Lesson Plan 3: Officers

Click here to download this lesson plan: Officers Lesson Plan

Click here to download the student instruction handout: Officers Handout


In this activity, students will develop an understanding of officers in the Canadian Expeditionary Force during the First World War by examining the correspondence of officers in the 118th Battalion.

Recommended Grade Range:

All provinces and territories except Quebec: Grades 10 to 12. Quebec: Secondary 4 and 5


This lesson should follow previous discussions and lessons on the First World War.


  • Students will develop their skills in using letters as primary sources.
  • Students will learn about why some Canadians may have been officers in the Canadian military during the First World War while others were not.
  • Students will learn how social class affected lived experience

Estimated Time:

1 class period (2-3 if using extension activities).

Materials Required:

  • Computer lab with internet access.


Direct students to the Waterloo at War to read the article on officers in the 118th Battalion.
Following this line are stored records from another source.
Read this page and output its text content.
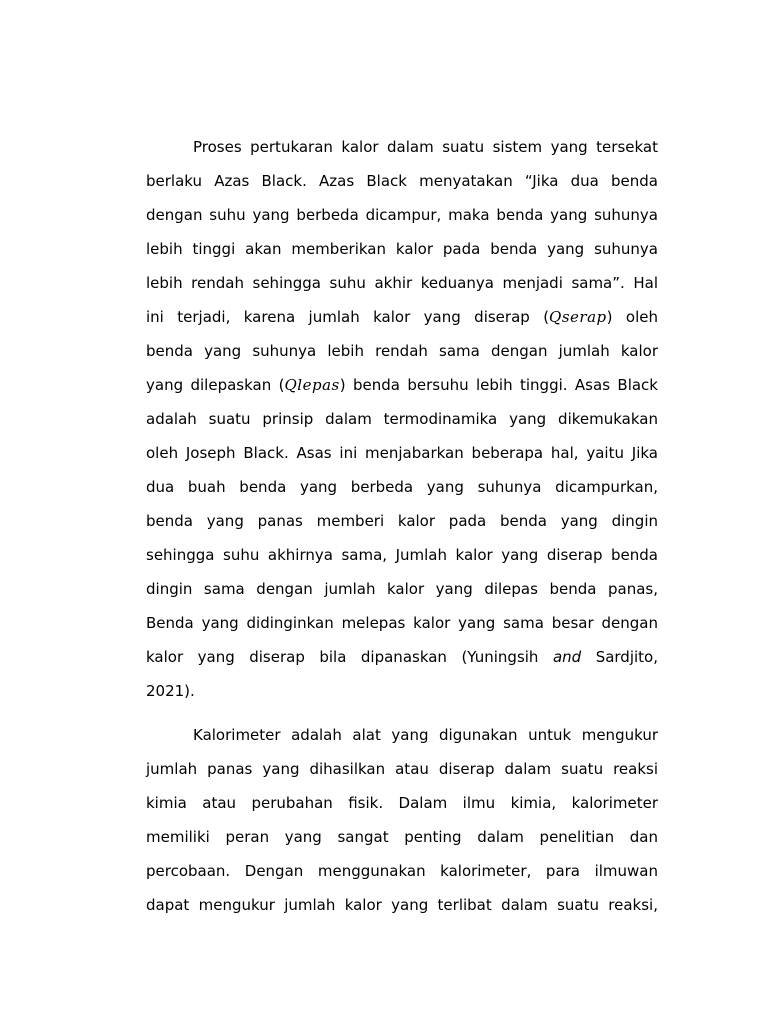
Proses pertukaran kalor dalam suatu sistem yang tersekat
berlaku Azas Black. Azas Black menyatakan “Jika dua benda
dengan suhu yang berbeda dicampur, maka benda yang suhunya
lebih tinggi akan memberikan kalor pada benda yang suhunya
lebih rendah sehingga suhu akhir keduanya menjadi sama”. Hal
ini terjadi, karena jumlah kalor yang diserap (Qserap) oleh
benda yang suhunya lebih rendah sama dengan jumlah kalor
yang dilepaskan (Qlepas) benda bersuhu lebih tinggi. Asas Black
adalah suatu prinsip dalam termodinamika yang dikemukakan
oleh Joseph Black. Asas ini menjabarkan beberapa hal, yaitu Jika
dua buah benda yang berbeda yang suhunya dicampurkan,
benda yang panas memberi kalor pada benda yang dingin
sehingga suhu akhirnya sama, Jumlah kalor yang diserap benda
dingin sama dengan jumlah kalor yang dilepas benda panas,
Benda yang didinginkan melepas kalor yang sama besar dengan
kalor yang diserap bila dipanaskan (Yuningsih and Sardjito,
2021).
Kalorimeter adalah alat yang digunakan untuk mengukur
jumlah panas yang dihasilkan atau diserap dalam suatu reaksi
kimia atau perubahan fisik. Dalam ilmu kimia, kalorimeter
memiliki peran yang sangat penting dalam penelitian dan
percobaan. Dengan menggunakan kalorimeter, para ilmuwan
dapat mengukur jumlah kalor yang terlibat dalam suatu reaksi,
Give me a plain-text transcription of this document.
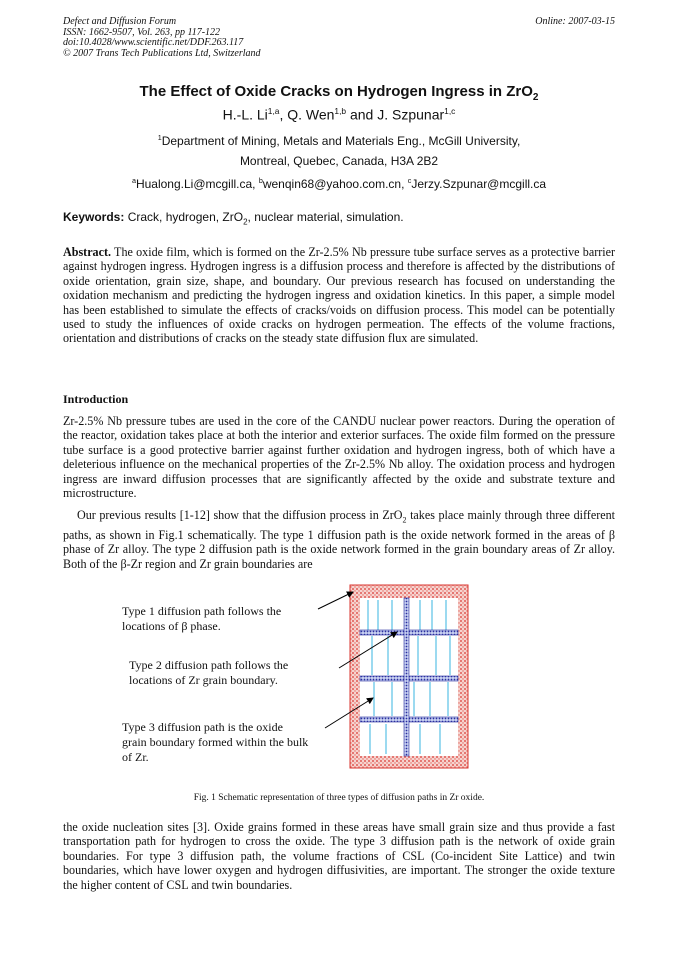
Defect and Diffusion Forum
ISSN: 1662-9507, Vol. 263, pp 117-122
doi:10.4028/www.scientific.net/DDF.263.117
© 2007 Trans Tech Publications Ltd, Switzerland
Online: 2007-03-15
The Effect of Oxide Cracks on Hydrogen Ingress in ZrO$_2$
H.-L. Li$^{1,a}$, Q. Wen$^{1,b}$ and J. Szpunar$^{1,c}$
$^1$Department of Mining, Metals and Materials Eng., McGill University,
Montreal, Quebec, Canada, H3A 2B2
$^a$Hualong.Li@mcgill.ca, $^b$wenqin68@yahoo.com.cn, $^c$Jerzy.Szpunar@mcgill.ca
Keywords: Crack, hydrogen, ZrO$_2$, nuclear material, simulation.
Abstract. The oxide film, which is formed on the Zr-2.5% Nb pressure tube surface serves as a protective barrier against hydrogen ingress. Hydrogen ingress is a diffusion process and therefore is affected by the distributions of oxide orientation, grain size, shape, and boundary. Our previous research has focused on understanding the oxidation mechanism and predicting the hydrogen ingress and oxidation kinetics. In this paper, a simple model has been established to simulate the effects of cracks/voids on diffusion process. This model can be potentially used to study the influences of oxide cracks on hydrogen permeation. The effects of the volume fractions, orientation and distributions of cracks on the steady state diffusion flux are simulated.
Introduction
Zr-2.5% Nb pressure tubes are used in the core of the CANDU nuclear power reactors. During the operation of the reactor, oxidation takes place at both the interior and exterior surfaces. The oxide film formed on the pressure tube surface is a good protective barrier against further oxidation and hydrogen ingress, both of which have a deleterious influence on the mechanical properties of the Zr-2.5% Nb alloy. The oxidation process and hydrogen ingress are inward diffusion processes that are significantly affected by the oxide and substrate texture and microstructure.
Our previous results [1-12] show that the diffusion process in ZrO$_2$ takes place mainly through three different paths, as shown in Fig.1 schematically. The type 1 diffusion path is the oxide network formed in the areas of β phase of Zr alloy. The type 2 diffusion path is the oxide network formed in the grain boundary areas of Zr alloy. Both of the β-Zr region and Zr grain boundaries are
Type 1 diffusion path follows the
locations of β phase.
Type 2 diffusion path follows the
locations of Zr grain boundary.
Type 3 diffusion path is the oxide
grain boundary formed within the bulk
of Zr.
Fig. 1 Schematic representation of three types of diffusion paths in Zr oxide.
the oxide nucleation sites [3]. Oxide grains formed in these areas have small grain size and thus provide a fast transportation path for hydrogen to cross the oxide. The type 3 diffusion path is the network of oxide grain boundaries. For type 3 diffusion path, the volume fractions of CSL (Co-incident Site Lattice) and twin boundaries, which have lower oxygen and hydrogen diffusivities, are important. The stronger the oxide texture the higher content of CSL and twin boundaries.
Have them read the article to establish the context surrounding the social class of officers. Instruct students to read the PDF 55A Officers. The following are pages that are suitable starting points:

  • 914, 26-28, 435.

Ask students to answer questions about who officers were in civilian life: What jobs do these men leave to enter the war? What kind of language do they use? How eager are they to be officers? What did the officers think of the enlisted men under them? How do the commanding officers talk about the potential officers? Have the students discuss how the officers in the correspondence reflect their social class. Ask students how these individuals are indicative of the larger social forces in Canada during this period.

Extension Activities:

  • Discuss with students what letters as primary sources can tell us about people in the past.
  • Have students research and give a presentation on the different social classes in Canada during this period, and how they affected the makeup of the Canadian army.